Sang jendral punya seorang anak buah yang berangasan dan sangat emosional; tidak hanya di lapangan, tapi juga di rumah. Isterinya sering jadi sasaran amuk. Benar salah tidak urusan, bogem melayang duluan. Tiap kali dianiaya, sang Isteri hanya diam dan menangis. Di larut malam, sang Isteri terisak, berdoa lirih sambil berbisik. Berdoa untuk suami yang dicintainya. Hatinya tulus, doanya ikhlas. Tak ada sepercikpun benci. Doa selalu diakhiri dengan 'Kidung Pujian'. Sementara sang Suami terlelap di sebelahnya, antara sadar dan tidak, membentak isterinya agar segera diam.

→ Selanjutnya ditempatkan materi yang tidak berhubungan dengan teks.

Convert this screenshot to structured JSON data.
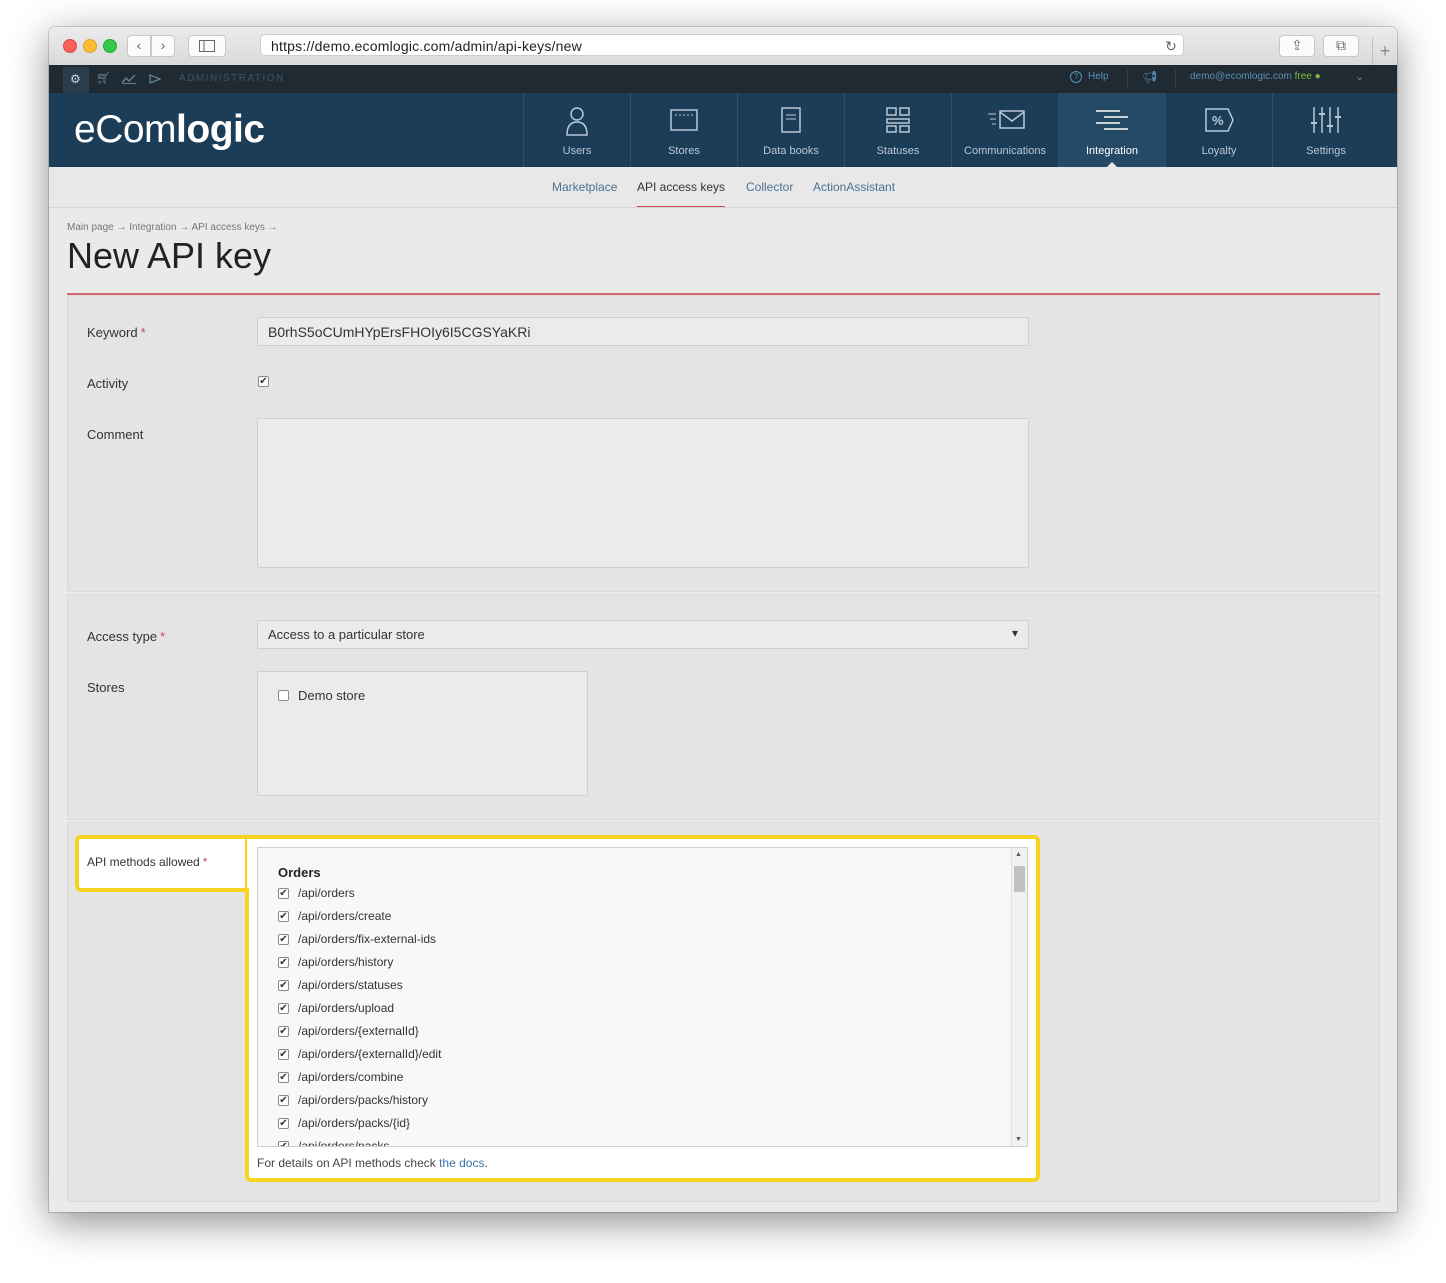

Suatu ketika, entah karena apa, si Suami kembali menghajar isterinya sedemikian keras, sedemikian murka, hingga isterinya cacat. Sang Isteri berjalan terpincang-pincang, menyeret tubuh dan hatinya yang terluka. Si Suami tak sedikitpun merasa bersalah; tak sekecap pun maaf terucap.

Di malam gelap kelam, sang Isteri terisak di dalam pedih. Air mata bercucuran tak terkira. Sang Isteri bersimpuh dan berdoa, memohonkan maaf bagi suaminya yang khilaf. 'Kidung Pujian' kembali dilangitkan, tanpa sedikitpun dendam tersemburat. Suaminya diam dalam lelap, terbuai 'Kidung Pujian' yang berdengung di kepalanya yang terasa berat.

Di suatu malam, si Prajurit, si suami sadis, dan pasukannya melakukan patroli di sebuah hutan. Mendadak mereka disergap sekelompok gerilyawan. Mereka ditawan. Berhari-hari mereka disekap dan dianiaya. Awalnya digebuki, lalu ditembak mati. Si Prajurit berangasan ikut digebuki, ditendang, dan disakiti. Satu persatu temannya dieksekusi.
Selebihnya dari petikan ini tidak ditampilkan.